---------- Post updated at 11:49 AM ---------- Previous update was at 11:43 AM ----------
Yes, in the description it says
-e enable interpretation of backslash escapes
And when I type the command directly in the shell,it work right!
So weird!
was to see if $PATH is different in your shell and your script. (eg you have a PATH setting in your shell which isn't exported to your script) if the command above returns different values for both then call the command in the script using the full path name returned in the shell, where it worked.
Amen to what scottn said. You'll see echo in many scripts so you should be familiar with it, but echo with any options is not portable. Do yourself a favor and learn your way around the printf(1) command (usually a shell-builtin).

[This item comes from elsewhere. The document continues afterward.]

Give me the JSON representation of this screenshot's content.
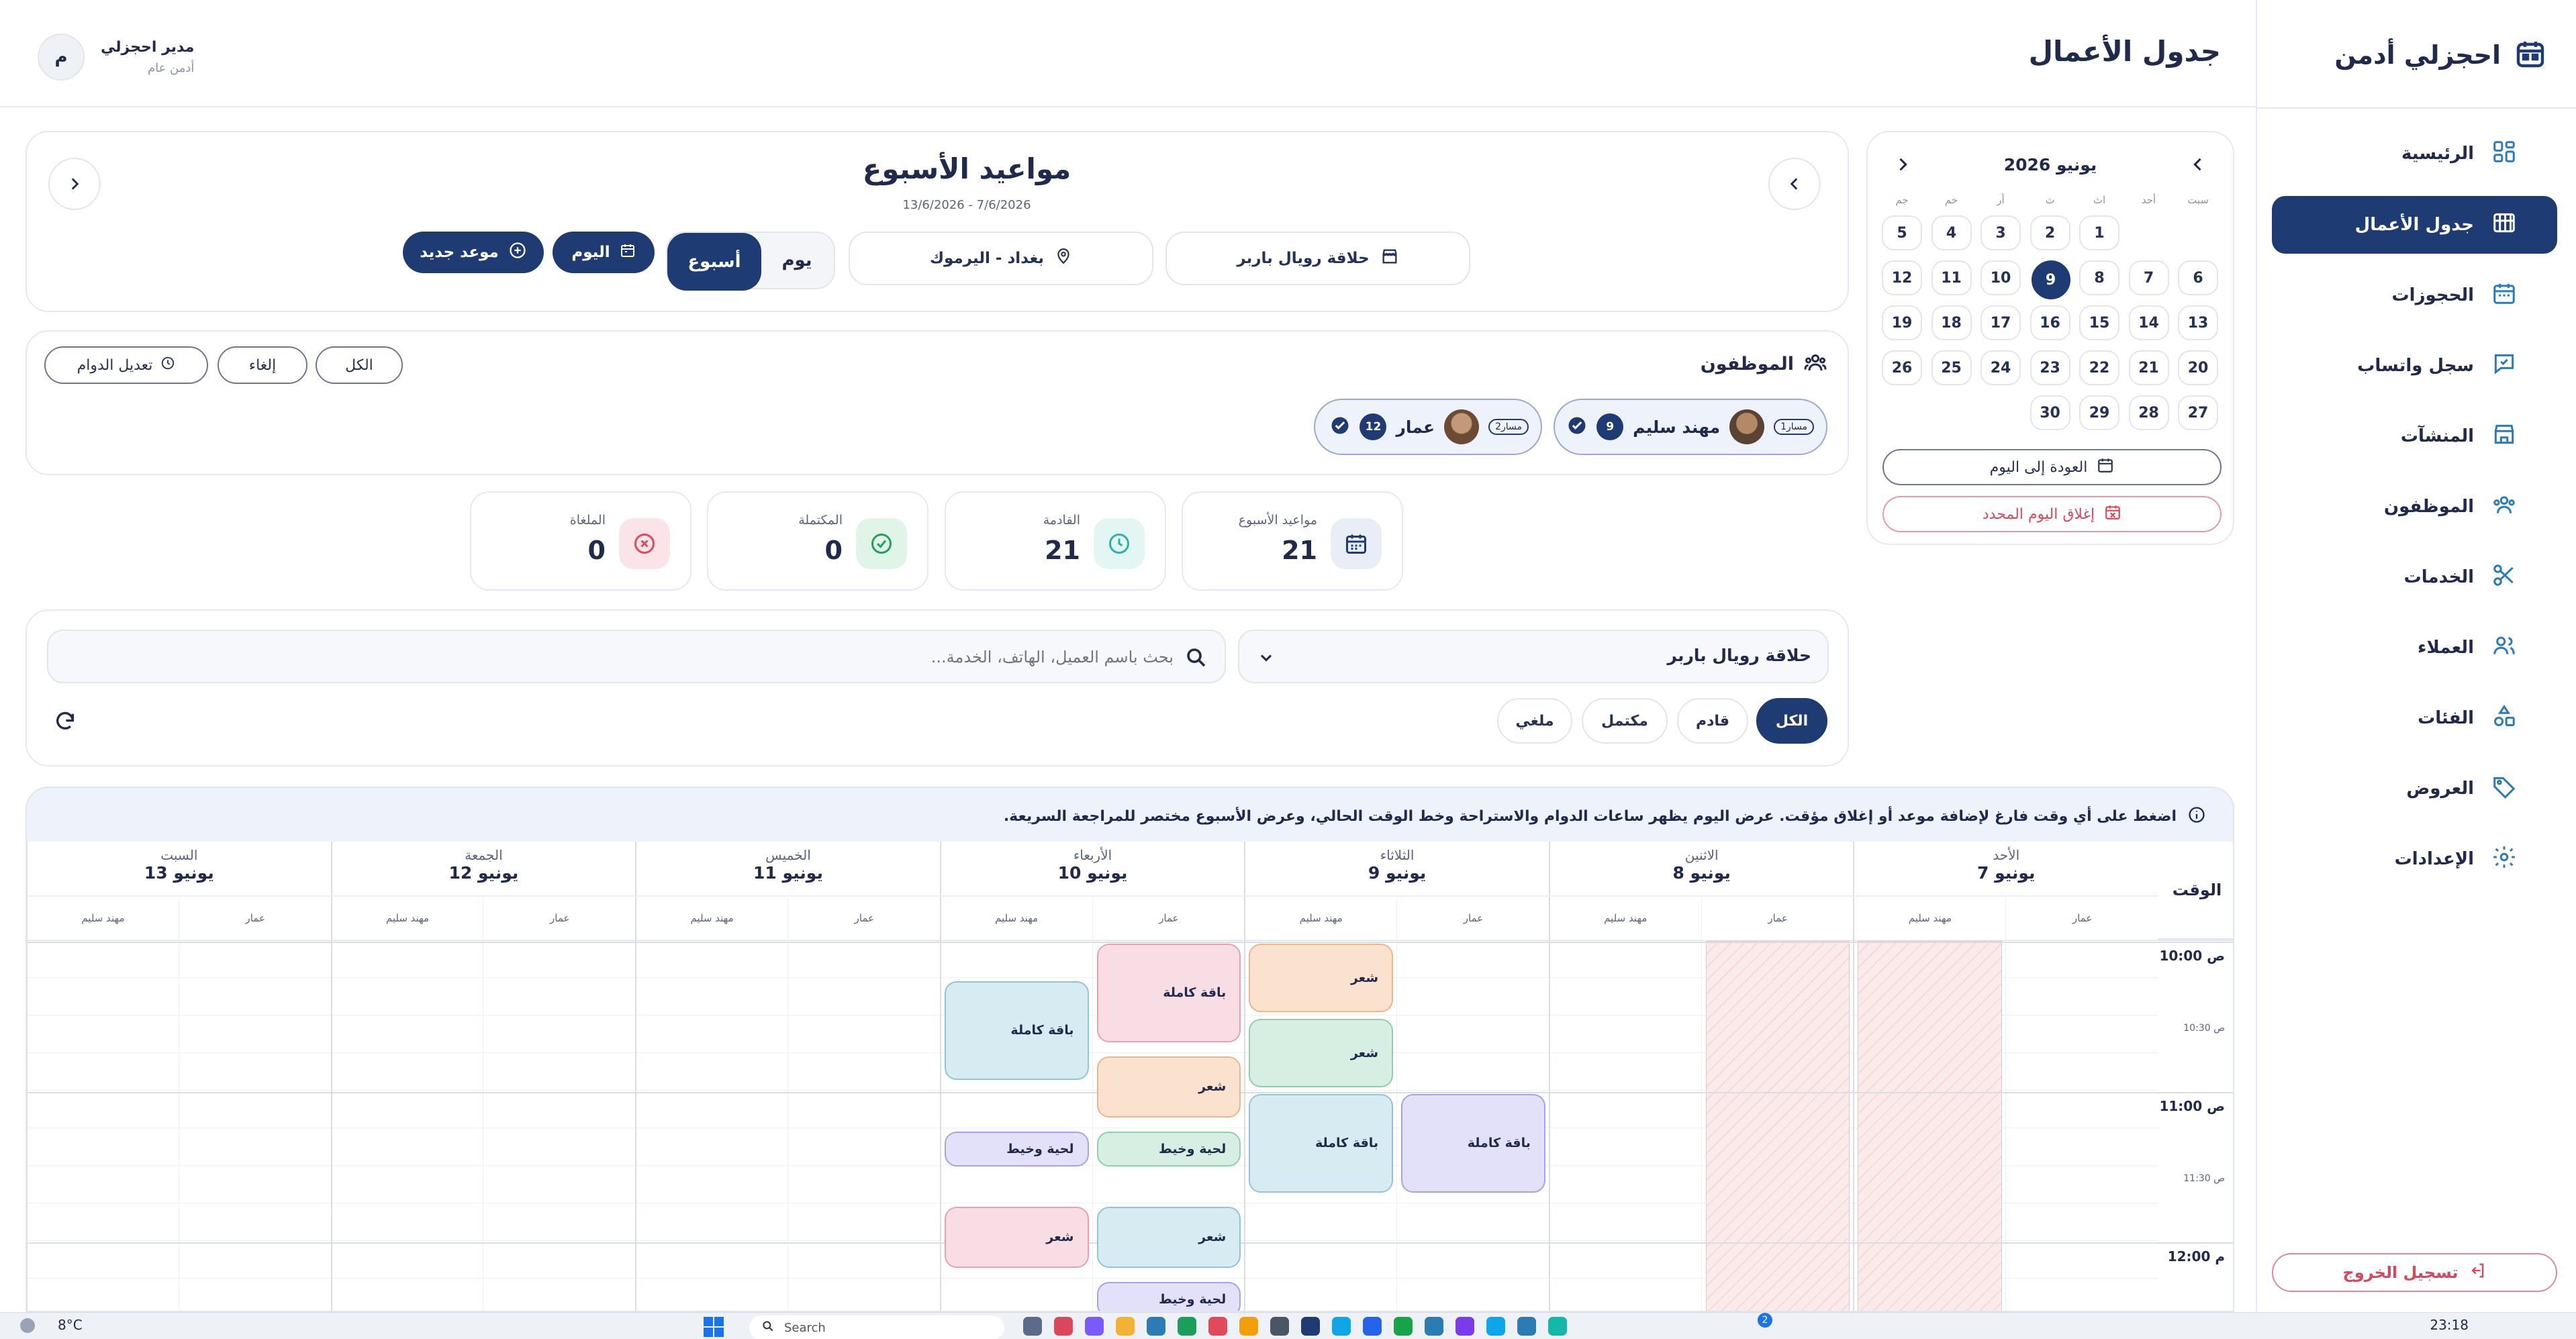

Regarding your problem, perhaps your environment has aliased echo or has defined a function that overrides the builtin. In bash, the following command would indicate exactly what your shell is trying to execute (whether you type it at the command line or in a script):
type echo
Regards,
Alister
---------- Post updated at 04:05 PM ---------- Previous update was at 03:58 PM ----------
When the first word contains slashes, the shell attempts to execute the executable at that location; when the first word does not contain slashes, the shell goes through a lookup process that checks for the existence of functions and builtins before it tries a $PATH lookup. In either case, aliases are expanded beforehand.
GNU bash, version 4.1.5(1)-release (i686-pc-linux-gnu)
---------- Post updated at 08:09 PM ---------- Previous update was at 07:53 PM ----------
Regarding your problem, perhaps your environment has aliased echo or has defined a function that overrides the builtin. In bash, the following command would indicate exactly what your shell is trying to execute (whether you type it at the command line or in a script):
type echo
Regards,
Alister
Both return echo is a shell builtin
Plus,when I type the command
echo --version
in bash it return
--version
when I type
echo --help
int bash it return
--help
But when I type /bin/echo instead of echo,everything goes right.
Anything difference between the builtin echo and the /bin/echo?